Два шага по каменному полу отразились звучным эхо. От двери отделился мужчина в свадебном костюме. Я скользнул взглядом сначала по его бутоньерке с красной нитью, затем вгляделся в лицо.
Лицо, мне знакомое.
На меня в упор строго смотрел Кристиан Ле Медеф. Отчетливо, явно желая непременно донести до меня свои слова, он повторил:
— Мадам Миртий Камю-Мескилек. Звучало бы неплохо, а?
Убегая, я расслышал еще несколько слов, сказанных им, без сомнения, для себя.
— Если бы только я был здесь, чтобы защитить ее…

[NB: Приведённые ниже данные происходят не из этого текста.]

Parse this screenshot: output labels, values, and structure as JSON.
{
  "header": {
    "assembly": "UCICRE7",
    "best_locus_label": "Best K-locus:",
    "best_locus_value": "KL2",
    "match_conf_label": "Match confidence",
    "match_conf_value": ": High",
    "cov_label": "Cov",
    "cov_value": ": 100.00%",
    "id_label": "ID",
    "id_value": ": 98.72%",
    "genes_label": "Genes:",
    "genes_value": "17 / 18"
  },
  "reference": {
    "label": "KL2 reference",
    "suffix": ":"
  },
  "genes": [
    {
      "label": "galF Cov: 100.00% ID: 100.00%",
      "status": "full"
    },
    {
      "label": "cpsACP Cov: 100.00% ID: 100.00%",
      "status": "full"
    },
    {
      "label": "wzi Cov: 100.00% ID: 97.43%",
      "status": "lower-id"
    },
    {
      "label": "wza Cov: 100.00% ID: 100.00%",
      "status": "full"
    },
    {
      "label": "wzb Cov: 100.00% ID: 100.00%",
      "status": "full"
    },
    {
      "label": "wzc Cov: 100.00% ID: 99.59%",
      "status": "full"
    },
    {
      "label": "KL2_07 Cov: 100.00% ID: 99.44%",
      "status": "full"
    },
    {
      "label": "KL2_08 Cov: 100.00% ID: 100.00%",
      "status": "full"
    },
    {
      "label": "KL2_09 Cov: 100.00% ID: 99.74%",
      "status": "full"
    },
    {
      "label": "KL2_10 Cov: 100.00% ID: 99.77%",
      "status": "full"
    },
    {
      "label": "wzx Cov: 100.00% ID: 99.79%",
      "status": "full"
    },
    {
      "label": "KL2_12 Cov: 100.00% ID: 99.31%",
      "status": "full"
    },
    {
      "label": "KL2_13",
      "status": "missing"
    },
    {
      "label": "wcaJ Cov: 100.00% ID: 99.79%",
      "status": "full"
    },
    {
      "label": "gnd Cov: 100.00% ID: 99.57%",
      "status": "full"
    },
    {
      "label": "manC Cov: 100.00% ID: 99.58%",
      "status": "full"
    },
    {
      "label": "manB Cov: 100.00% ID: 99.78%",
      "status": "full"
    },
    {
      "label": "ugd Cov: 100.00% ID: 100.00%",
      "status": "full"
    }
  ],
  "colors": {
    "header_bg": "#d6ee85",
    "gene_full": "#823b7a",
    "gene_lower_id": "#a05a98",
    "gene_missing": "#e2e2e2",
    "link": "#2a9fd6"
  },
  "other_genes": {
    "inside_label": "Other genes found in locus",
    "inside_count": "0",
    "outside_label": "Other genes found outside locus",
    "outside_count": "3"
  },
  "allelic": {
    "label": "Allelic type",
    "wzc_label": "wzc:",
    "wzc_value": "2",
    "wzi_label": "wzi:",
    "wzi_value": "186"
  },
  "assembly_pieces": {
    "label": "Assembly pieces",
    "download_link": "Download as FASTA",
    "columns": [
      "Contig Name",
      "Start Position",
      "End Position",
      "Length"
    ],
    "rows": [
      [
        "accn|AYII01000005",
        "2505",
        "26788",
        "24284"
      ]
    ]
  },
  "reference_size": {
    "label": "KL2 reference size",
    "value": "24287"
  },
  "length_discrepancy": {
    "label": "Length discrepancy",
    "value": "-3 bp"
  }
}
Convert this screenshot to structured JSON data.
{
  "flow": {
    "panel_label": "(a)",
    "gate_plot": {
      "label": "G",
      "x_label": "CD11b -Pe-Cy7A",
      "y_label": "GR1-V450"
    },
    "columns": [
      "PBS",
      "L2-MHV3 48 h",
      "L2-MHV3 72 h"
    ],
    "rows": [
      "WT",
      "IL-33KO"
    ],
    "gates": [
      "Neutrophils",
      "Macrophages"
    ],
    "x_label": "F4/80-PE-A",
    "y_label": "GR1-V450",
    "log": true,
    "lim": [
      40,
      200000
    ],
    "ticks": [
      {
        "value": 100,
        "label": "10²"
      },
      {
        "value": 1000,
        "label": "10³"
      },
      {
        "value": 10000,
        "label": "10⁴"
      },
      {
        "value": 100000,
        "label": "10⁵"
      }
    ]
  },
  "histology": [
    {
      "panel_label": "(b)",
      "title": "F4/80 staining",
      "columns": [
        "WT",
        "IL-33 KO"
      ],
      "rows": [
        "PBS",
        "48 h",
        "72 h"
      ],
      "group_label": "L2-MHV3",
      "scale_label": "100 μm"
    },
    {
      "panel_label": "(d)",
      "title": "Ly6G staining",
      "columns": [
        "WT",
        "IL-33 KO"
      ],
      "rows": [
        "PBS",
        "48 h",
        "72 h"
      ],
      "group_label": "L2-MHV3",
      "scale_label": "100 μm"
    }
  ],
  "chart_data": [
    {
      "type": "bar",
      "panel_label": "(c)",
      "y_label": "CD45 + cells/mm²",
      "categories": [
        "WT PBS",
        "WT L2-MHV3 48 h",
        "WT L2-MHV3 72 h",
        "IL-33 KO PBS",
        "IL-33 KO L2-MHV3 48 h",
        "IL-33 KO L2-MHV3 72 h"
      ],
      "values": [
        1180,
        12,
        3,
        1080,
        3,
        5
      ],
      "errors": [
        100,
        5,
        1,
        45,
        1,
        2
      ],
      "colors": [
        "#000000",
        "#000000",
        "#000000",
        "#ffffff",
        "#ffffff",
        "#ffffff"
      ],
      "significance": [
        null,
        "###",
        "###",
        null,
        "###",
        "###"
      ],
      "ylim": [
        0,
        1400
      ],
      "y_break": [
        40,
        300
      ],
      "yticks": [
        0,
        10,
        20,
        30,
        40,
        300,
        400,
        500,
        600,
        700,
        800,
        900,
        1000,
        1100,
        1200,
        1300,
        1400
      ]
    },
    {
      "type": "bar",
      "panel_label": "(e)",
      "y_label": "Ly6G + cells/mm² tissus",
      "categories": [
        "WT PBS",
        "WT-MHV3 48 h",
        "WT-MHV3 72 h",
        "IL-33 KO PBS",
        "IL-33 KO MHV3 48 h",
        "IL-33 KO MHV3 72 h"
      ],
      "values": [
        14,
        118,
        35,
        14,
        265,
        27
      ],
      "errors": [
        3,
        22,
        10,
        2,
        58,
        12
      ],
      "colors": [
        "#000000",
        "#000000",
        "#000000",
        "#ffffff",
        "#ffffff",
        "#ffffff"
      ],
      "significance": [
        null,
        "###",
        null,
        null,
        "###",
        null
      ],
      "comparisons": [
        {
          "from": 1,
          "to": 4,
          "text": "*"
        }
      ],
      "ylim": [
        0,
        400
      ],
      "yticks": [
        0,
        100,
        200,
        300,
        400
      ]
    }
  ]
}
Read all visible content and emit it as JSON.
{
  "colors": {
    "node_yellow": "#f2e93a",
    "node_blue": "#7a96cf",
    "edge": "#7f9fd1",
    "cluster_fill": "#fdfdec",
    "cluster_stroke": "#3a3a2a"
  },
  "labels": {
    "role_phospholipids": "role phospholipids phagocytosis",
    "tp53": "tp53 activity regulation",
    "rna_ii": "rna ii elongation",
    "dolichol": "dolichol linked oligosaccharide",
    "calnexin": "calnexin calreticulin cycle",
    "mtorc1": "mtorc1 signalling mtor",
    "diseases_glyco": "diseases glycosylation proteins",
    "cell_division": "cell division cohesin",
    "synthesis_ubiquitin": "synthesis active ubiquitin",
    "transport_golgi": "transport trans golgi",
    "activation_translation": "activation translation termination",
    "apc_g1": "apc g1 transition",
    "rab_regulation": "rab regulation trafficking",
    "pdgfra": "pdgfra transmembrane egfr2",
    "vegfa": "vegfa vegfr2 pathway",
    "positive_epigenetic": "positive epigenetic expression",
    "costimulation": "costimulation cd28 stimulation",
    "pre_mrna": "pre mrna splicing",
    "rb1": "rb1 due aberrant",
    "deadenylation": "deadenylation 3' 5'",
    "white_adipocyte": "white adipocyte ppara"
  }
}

Я шел прямо, не сворачивая, к ферме с закрытыми ставнями, массивное строение которой чернело в конце тупика, после фонаря. Я собирался постучать в дверь, кричать, умолять обитателей дома впустить меня и запереть за мной дверь, чтобы не дать призракам пробраться следом.
Во дворе фермы не было ни души, даже петуха, пением своим рассеивающего кошмары.
Позади залаяла собака. Отрывистое визгливое тявканье пуделя, ничего общего с огромным молоссом, охраняющим владение. Затем где-то зажегся свет, откуда-то со скоростью выпущенной стрелы выкатился маленький шерстяной комок и застыл в нескольких метрах от моих глиняных ног.
— Арнольд? — громко спросил я.
Ши-тцу в бежевом свитере с красными полосками, том самом, что был на нем в утро самоубийства Магали Варрон.
— Арнольд, — повторил я.
Песик отказался признать свое имя. Он с недоверием смотрел на меня и щерил зубы при любой моей попытке пошевелиться.
В отчаянии устремив взор на закрытые ставни фермы, я искал, но не находил помощи и в конце концов двинулся вперед, протянув ши-тцу свою перемазанную красной глиной руку. Мускулы песика напряглись, раскрытая пасть приготовилась сомкнуться над моим запястьем.
— Назад! — прокричал голос в противоположном конце двора.